Another was by a half decent set of cattle yards and another by a desolate but rustic hut.

Visitors quarters

Visitors quarters

We found earth-tanks (gigantic dams)

An earth-tank

An earth-tank

and brumby yards and we even saw an Angus bull. Sure we did. Looking through binoculars at this bull we decided to sneak up on him and see what sort of condition he was in. As we got closer the creature pulled its head out of the grass …… and it was a pig! The biggest, hugest boar pig that I ever want to see.

Although there were plenty of tracks and fresh sign from goat, cattle and horse we had only laid eyes on six goats that first day. Part of the dream of leasing Boorara was to go goat scruffing but at the net price of $10 per head our plan was looking a little thin at this stage.

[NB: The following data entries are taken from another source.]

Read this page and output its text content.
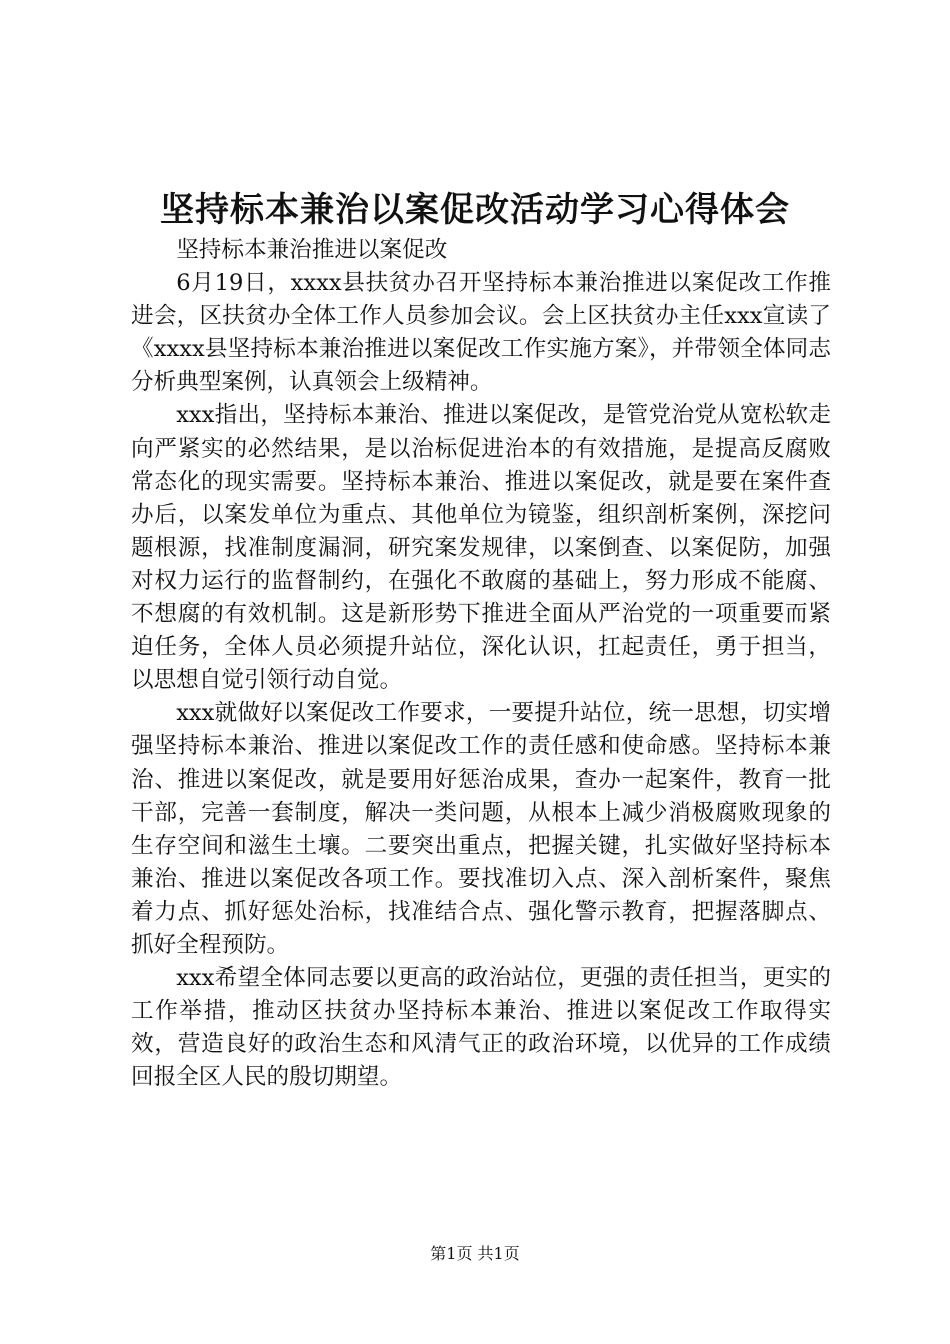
坚持标本兼治以案促改活动学习心得体会

坚持标本兼治推进以案促改

6月19日，xxxx县扶贫办召开坚持标本兼治推进以案促改工作推进会，区扶贫办全体工作人员参加会议。会上区扶贫办主任xxx宣读了《xxxx县坚持标本兼治推进以案促改工作实施方案》，并带领全体同志分析典型案例，认真领会上级精神。

xxx指出，坚持标本兼治、推进以案促改，是管党治党从宽松软走向严紧实的必然结果，是以治标促进治本的有效措施，是提高反腐败常态化的现实需要。坚持标本兼治、推进以案促改，就是要在案件查办后，以案发单位为重点、其他单位为镜鉴，组织剖析案例，深挖问题根源，找准制度漏洞，研究案发规律，以案倒查、以案促防，加强对权力运行的监督制约，在强化不敢腐的基础上，努力形成不能腐、不想腐的有效机制。这是新形势下推进全面从严治党的一项重要而紧迫任务，全体人员必须提升站位，深化认识，扛起责任，勇于担当，以思想自觉引领行动自觉。

xxx就做好以案促改工作要求，一要提升站位，统一思想，切实增强坚持标本兼治、推进以案促改工作的责任感和使命感。坚持标本兼治、推进以案促改，就是要用好惩治成果，查办一起案件，教育一批干部，完善一套制度，解决一类问题，从根本上减少消极腐败现象的生存空间和滋生土壤。二要突出重点，把握关键，扎实做好坚持标本兼治、推进以案促改各项工作。要找准切入点、深入剖析案件，聚焦着力点、抓好惩处治标，找准结合点、强化警示教育，把握落脚点、抓好全程预防。

xxx希望全体同志要以更高的政治站位，更强的责任担当，更实的工作举措，推动区扶贫办坚持标本兼治、推进以案促改工作取得实效，营造良好的政治生态和风清气正的政治环境，以优异的工作成绩回报全区人民的殷切期望。

第1页 共1页
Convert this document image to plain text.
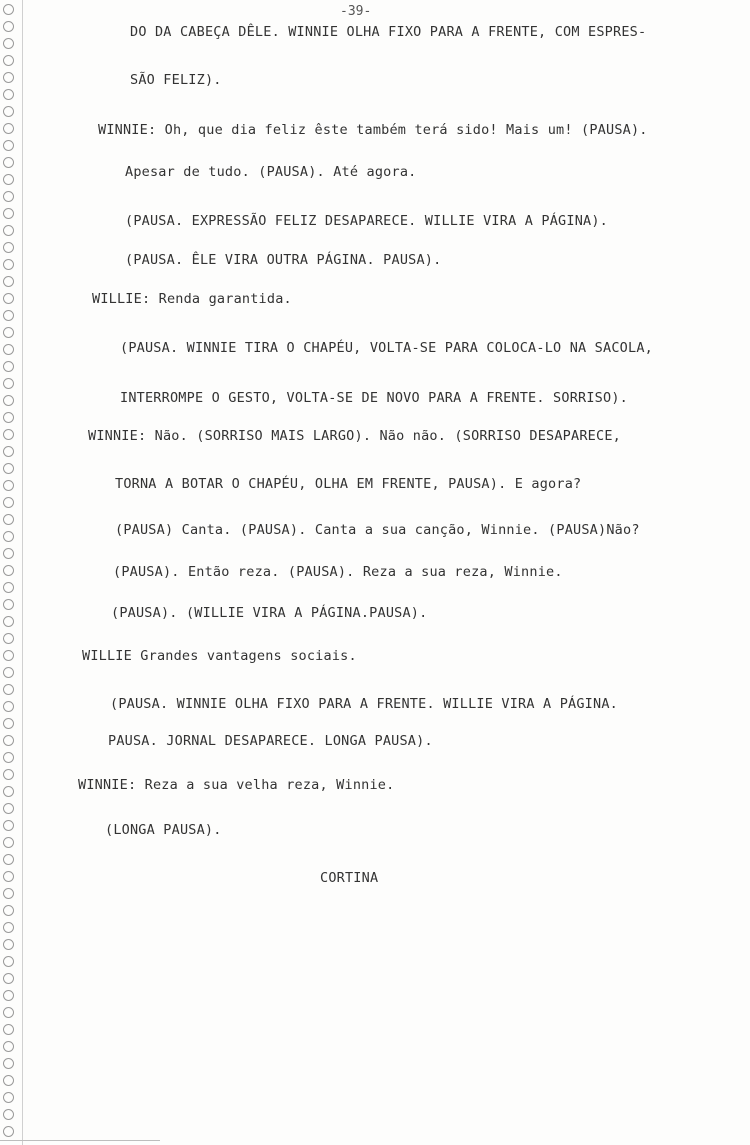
-39-
DO DA CABEÇA DÊLE. WINNIE OLHA FIXO PARA A FRENTE, COM ESPRES-
SÃO FELIZ).
WINNIE: Oh, que dia feliz êste também terá sido! Mais um! (PAUSA).
Apesar de tudo. (PAUSA). Até agora.
(PAUSA. EXPRESSÃO FELIZ DESAPARECE. WILLIE VIRA A PÁGINA).
(PAUSA. ÊLE VIRA OUTRA PÁGINA. PAUSA).
WILLIE: Renda garantida.
(PAUSA. WINNIE TIRA O CHAPÉU, VOLTA-SE PARA COLOCA-LO NA SACOLA,
INTERROMPE O GESTO, VOLTA-SE DE NOVO PARA A FRENTE. SORRISO).
WINNIE: Não. (SORRISO MAIS LARGO). Não não. (SORRISO DESAPARECE,
TORNA A BOTAR O CHAPÉU, OLHA EM FRENTE, PAUSA). E agora?
(PAUSA) Canta. (PAUSA). Canta a sua canção, Winnie. (PAUSA)Não?
(PAUSA). Então reza. (PAUSA). Reza a sua reza, Winnie.
(PAUSA). (WILLIE VIRA A PÁGINA.PAUSA).
WILLIE Grandes vantagens sociais.
(PAUSA. WINNIE OLHA FIXO PARA A FRENTE. WILLIE VIRA A PÁGINA.
PAUSA. JORNAL DESAPARECE. LONGA PAUSA).
WINNIE: Reza a sua velha reza, Winnie.
(LONGA PAUSA).
CORTINA
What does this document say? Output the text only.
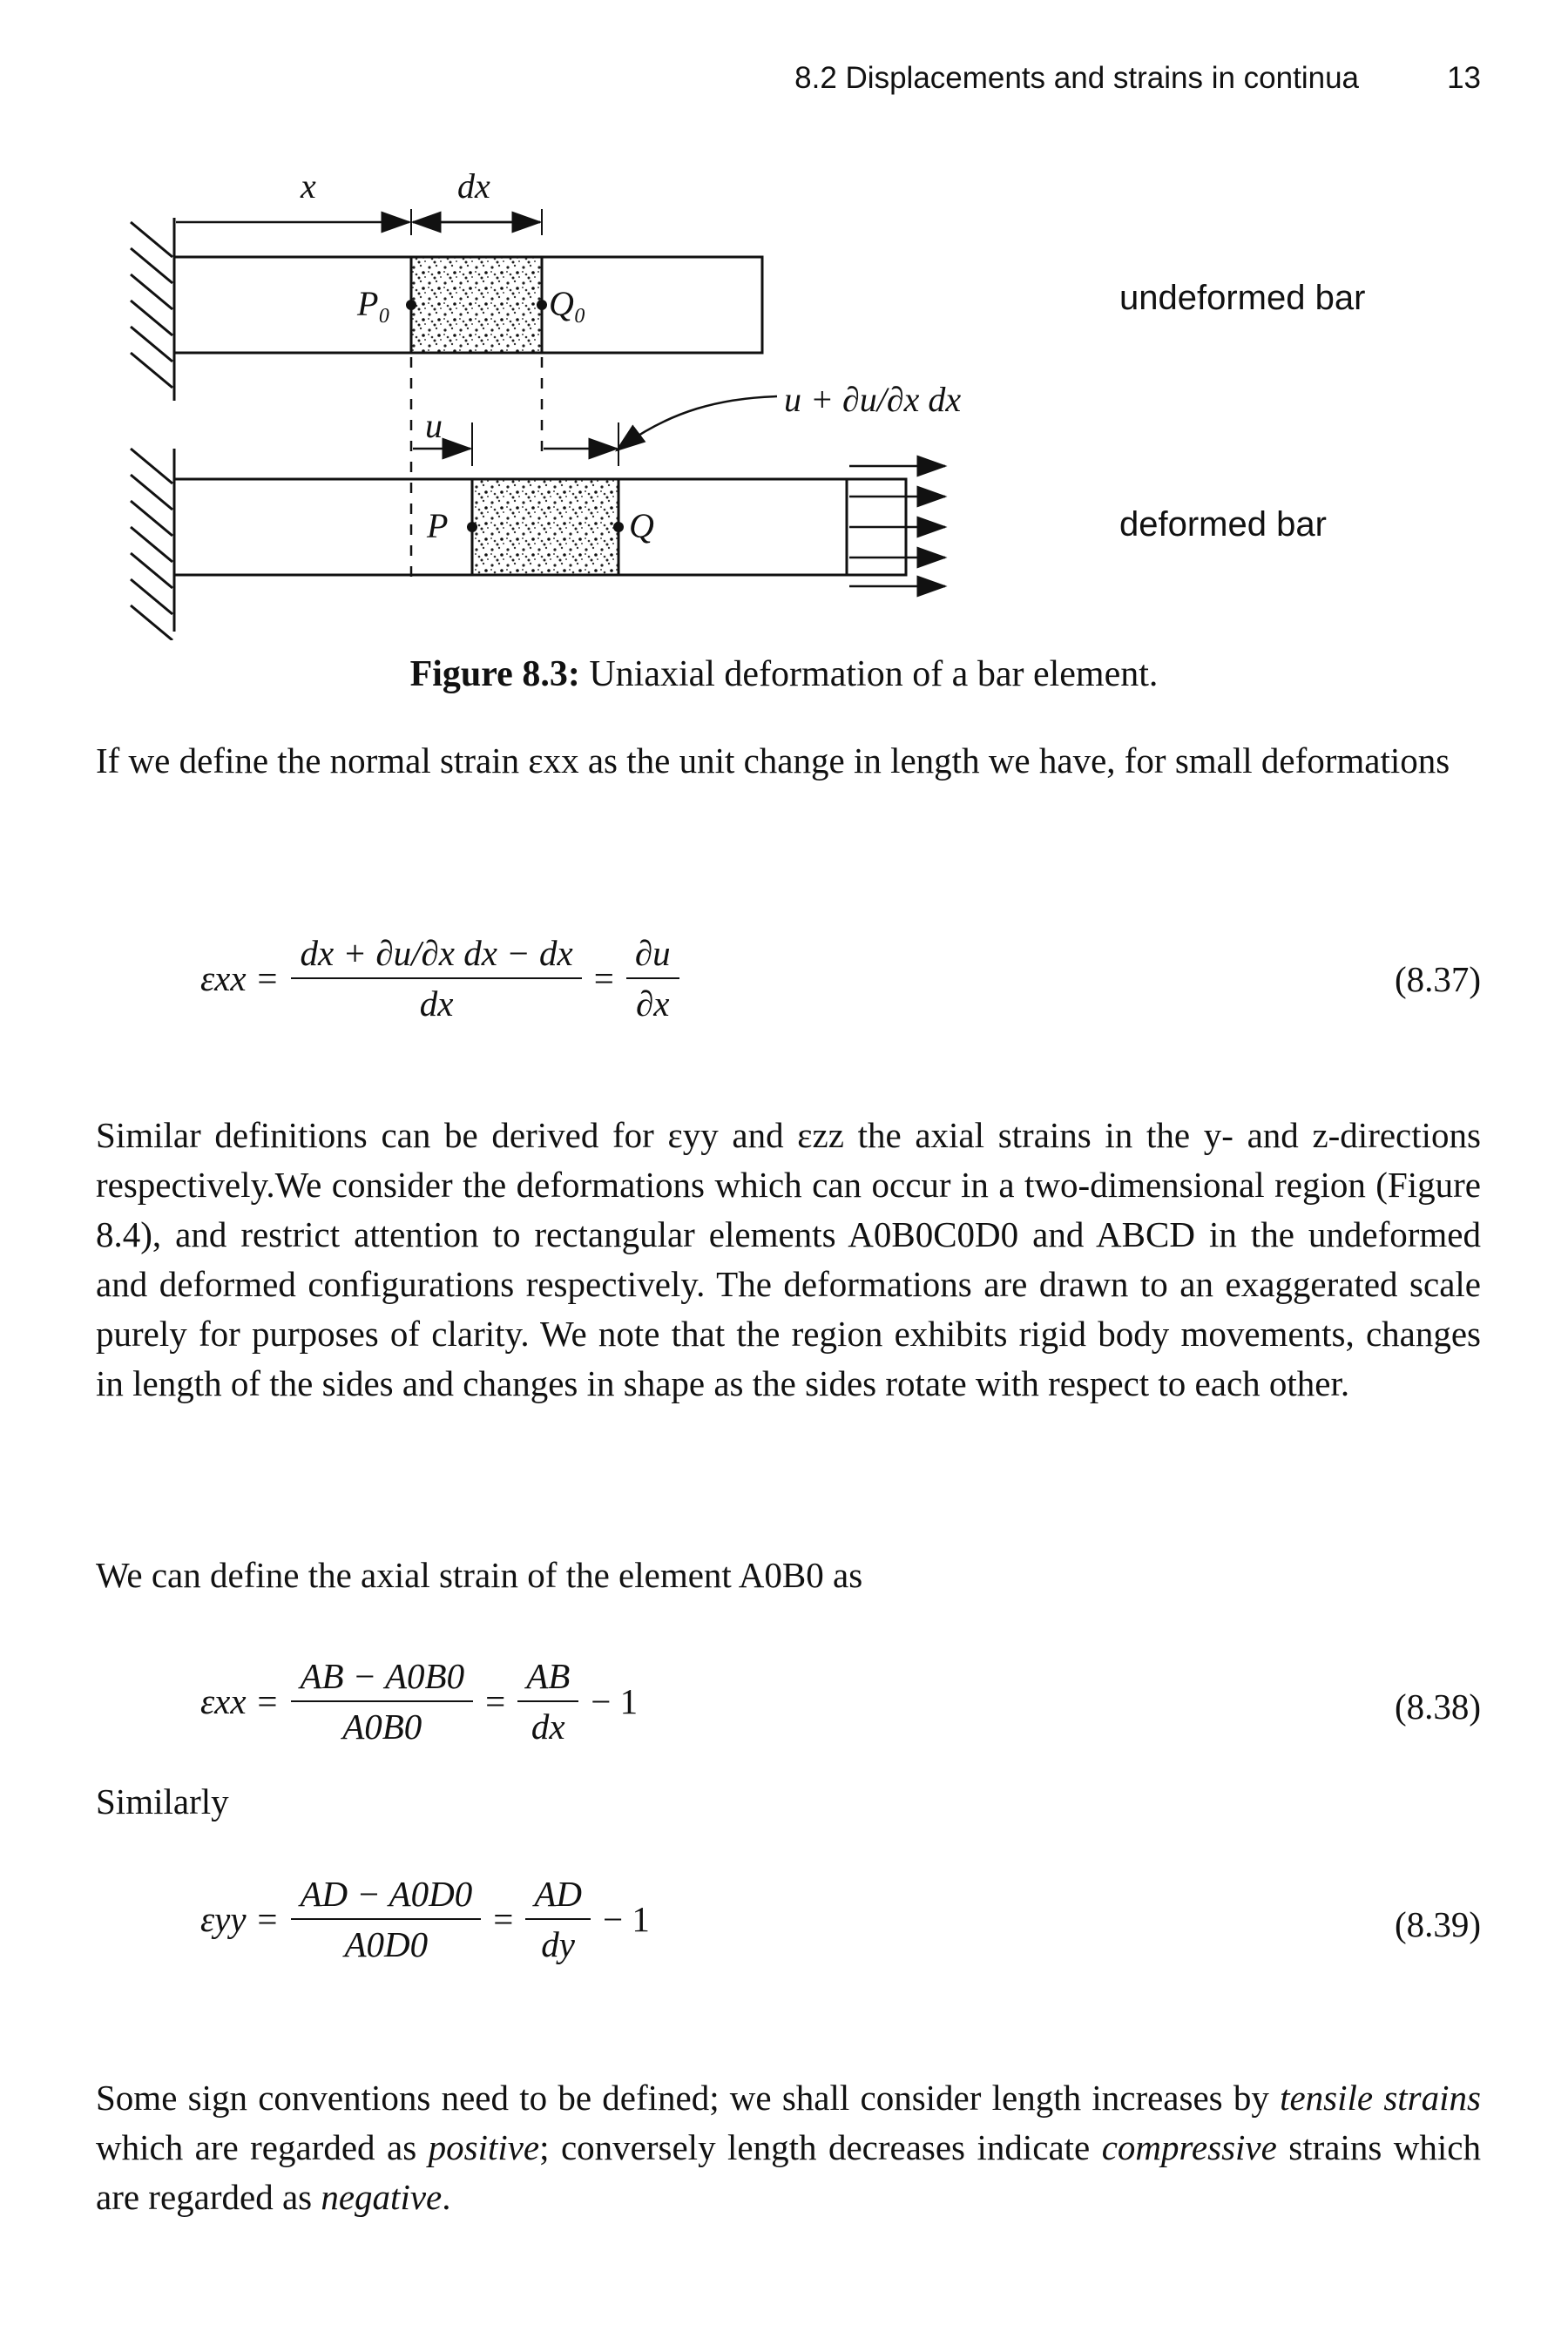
8.2 Displacements and strains in continua	13
x	dx
P₀	Q₀
u
u + ∂u/∂x dx
P	Q
undeformed bar
deformed bar
Figure 8.3: Uniaxial deformation of a bar element.

If we define the normal strain εxx as the unit change in length we have, for small deformations

$\varepsilon xx = \frac{\text{dx + ∂u/∂x dx − dx}}{dx} = \frac{\partial u}{\partial x}$	(8.37)

Similar definitions can be derived for εyy and εzz the axial strains in the y- and z-directions respectively.We consider the deformations which can occur in a two-dimensional region (Figure 8.4), and restrict attention to rectangular elements A0B0C0D0 and ABCD in the undeformed and deformed configurations respectively. The deformations are drawn to an exaggerated scale purely for purposes of clarity. We note that the region exhibits rigid body movements, changes in length of the sides and changes in shape as the sides rotate with respect to each other.

We can define the axial strain of the element A0B0 as

$\varepsilon xx = \frac{AB - A0B0}{A0B0} = \frac{AB}{dx} - 1$	(8.38)
Similarly
$\varepsilon yy = \frac{AD - A0D0}{A0D0} = \frac{AD}{dy} - 1$	(8.39)

Some sign conventions need to be defined; we shall consider length increases by tensile strains which are regarded as positive; conversely length decreases indicate compressive strains which are regarded as negative.
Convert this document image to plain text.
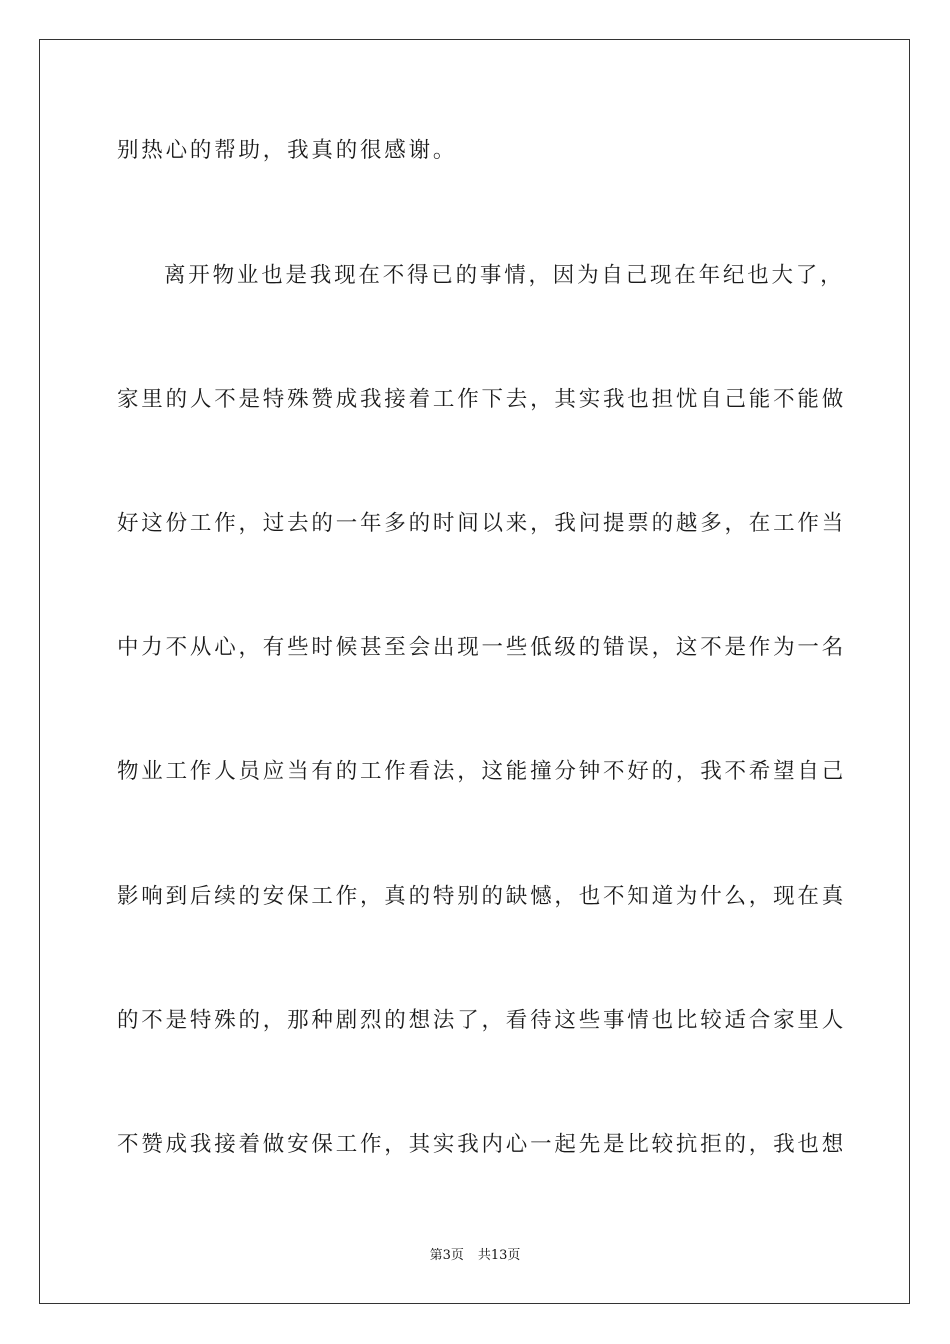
别热心的帮助，我真的很感谢。
离开物业也是我现在不得已的事情，因为自己现在年纪也大了，
家里的人不是特殊赞成我接着工作下去，其实我也担忧自己能不能做
好这份工作，过去的一年多的时间以来，我问提票的越多，在工作当
中力不从心，有些时候甚至会出现一些低级的错误，这不是作为一名
物业工作人员应当有的工作看法，这能撞分钟不好的，我不希望自己
影响到后续的安保工作，真的特别的缺憾，也不知道为什么，现在真
的不是特殊的，那种剧烈的想法了，看待这些事情也比较适合家里人
不赞成我接着做安保工作，其实我内心一起先是比较抗拒的，我也想
第3页 共13页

Turning south we drove through open, lighter country before we crested a sandhill and found the inland sea.

The salt water of Lake Wyara - the inland sea

The salt water of Lake Wyara – the inland sea

There, just over the boundary fence, was Lake Wyara, a deep-blue expanse of salt water stretching to the horizon. “Oh just give me the lease and let me sign the contract.”

A kilometre to the east was Lake Numalla, this time a body of fresh-water.

The fresh water of Lake Numalla

The fresh water of Lake Numalla

That’s right: a fresh water and a salt water lake barely a kilometre apart in the Australian Outback. You don’t believe me do you?

Between the two lakes the variety of birdlife is supposed to be second only to Lake Eyre in all of Australia. “Buggar goat scruffing, just give me a canoe and a swag and call me in six months'” I thought.

With still an hour of daylight in our favour we ended the day at the Boorara Woolshed, a twelve-stand, raised-board beauty.

Boorara Shearing Shed

Boorara Shearing Shed

Here also was another village: 16-room shearer’s quarters, 2-bedroom cookhouse and a modern ablution block. In the background was the old shearer’s quarters and a large wood range and oven, remains of the original cookhouse.

History was alive and well but never more than with the gypsy wagon, a self-contained mobile kitchen complete with wood range and shearer’s bed, which had been left on stumps amongst the mulga.

The original caravan

The original caravan

We spent that first night in our swags on a veranda back at the homestead complex. We had our doubts about the proposed lease (namely the six goats) but with abundant water our imaginations had been fired by the scope and opportunities of the property and we slept content under a full moon.

(to be continued)

6 responses to “The Outback Odyssey Trilogy – Part 2

  1. I’m not used to seeing so much water in your posts. You sound positively thrilled about the place but I sense there is a ‘but’ coming.

  2. What an amazing place, I love the red soil (and the original caravan).